Why Killer Whales Belong in the Ocean, Not SeaWorld
A former orca trainer makes the case against the theme park
He’s a whistle-blower who carried an actual whistle, which he wore around his neck during his 12 years as a trainer of killer whales at SeaWorld theme parks. The whistle, intended to get the attention of the 8,000-pound animals swimming around in the tank, saved his life on occasion, but it easily could have cost him his life if a whale had grabbed it to pull him into the water. As a precaution, John Hargrove writes in a new book, Beneath the Surface, the lanyard had a breakaway ring—and thus served as a “kind of rosary, a subtle reminder of how suddenly the hour of death may come upon you when working with orcas.”
Hargrove was one of the first voices heard in Blackfish, the 2013 documentary that raised questions about SeaWorld’s practices; it was released three years after the death of a SeaWorld trainer named Dawn Brancheau, who was attacked by an orca during a performance. Hargrove’s book elaborates on some of the documentary’s claims but also testifies to the thrill of standing athwart four tons of muscle rushing through the water at 30 miles an hour. And, equally, the nearly mystical experience of bonding with an intelligence eerily similar to our own, yet ultimately unfathomable—and uncontrollable.
Hargrove, who quit SeaWorld in 2012, suffered numerous broken bones and nearly destroyed his sinuses.

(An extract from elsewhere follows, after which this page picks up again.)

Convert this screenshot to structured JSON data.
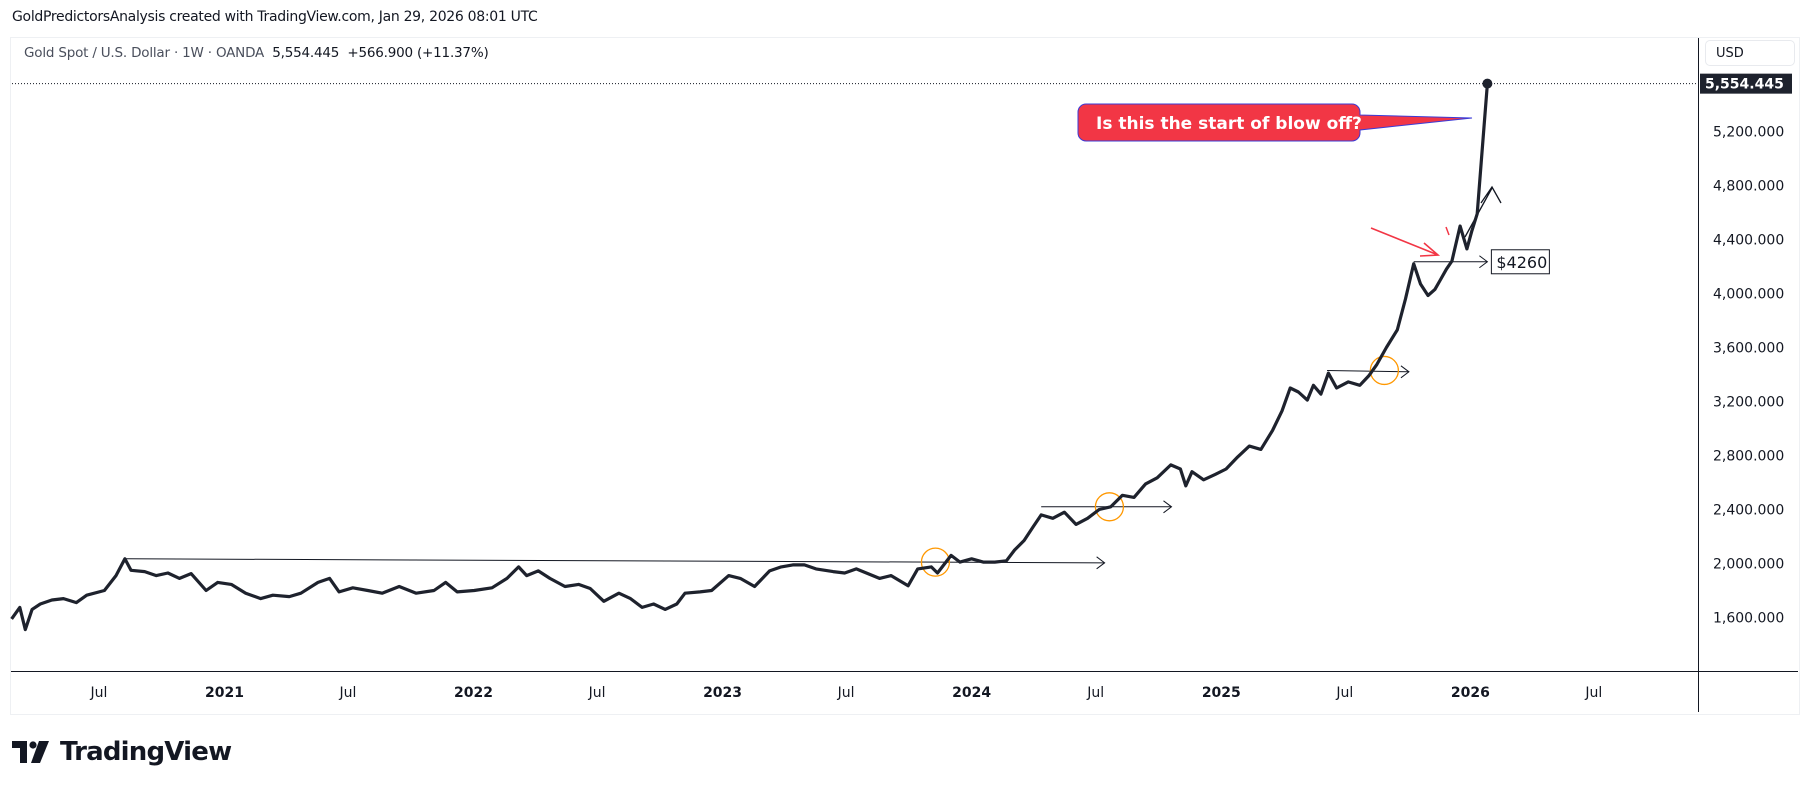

It was a risk he ran with his eyes open, and one that, in the end, he seems to feel was almost worth it. “I owe those whales,” he says in an interview. “They gave me so much in my life and my career.” But the whales’ physical and emotional well-being, he grew to believe, was incompatible with captivity. Confined to unnatural social groups for the convenience of their owners, bored and restless, forced to perform tricks for food that trainers withheld as punishment, they occasionally slipped, he writes, “into the dark side.”
SeaWorld won’t discuss Hargrove’s book before it appears, but vice president of communications Fred Jacobs writes in an email that “John Hargrove joined ranks with animal rights extremists after leaving SeaWorld and has eagerly embraced their habit of misleading the public to advance an agenda.” The company disputes most of the assertions in Blackfish, but it has outfitted some pools with fast-rising floors, so that a person who falls into the water with a whale can be quickly lifted to the surface. (After Brancheau’s death, the Occupational Safety and Health Administration prohibited trainers from performing in the water with orcas.) Trainers have begun carrying emergency compressed air. And the San Diego park plans to begin construction this year on a new orca habitat, called Blue World, that will more than double the swimming space.
Hargrove, living now in New York City, has adopted a pet of his own: Beowulf, a 98-pound pit bull-Dalmatian cross. She is, he says, as close as you can get to a killer whale in dog form.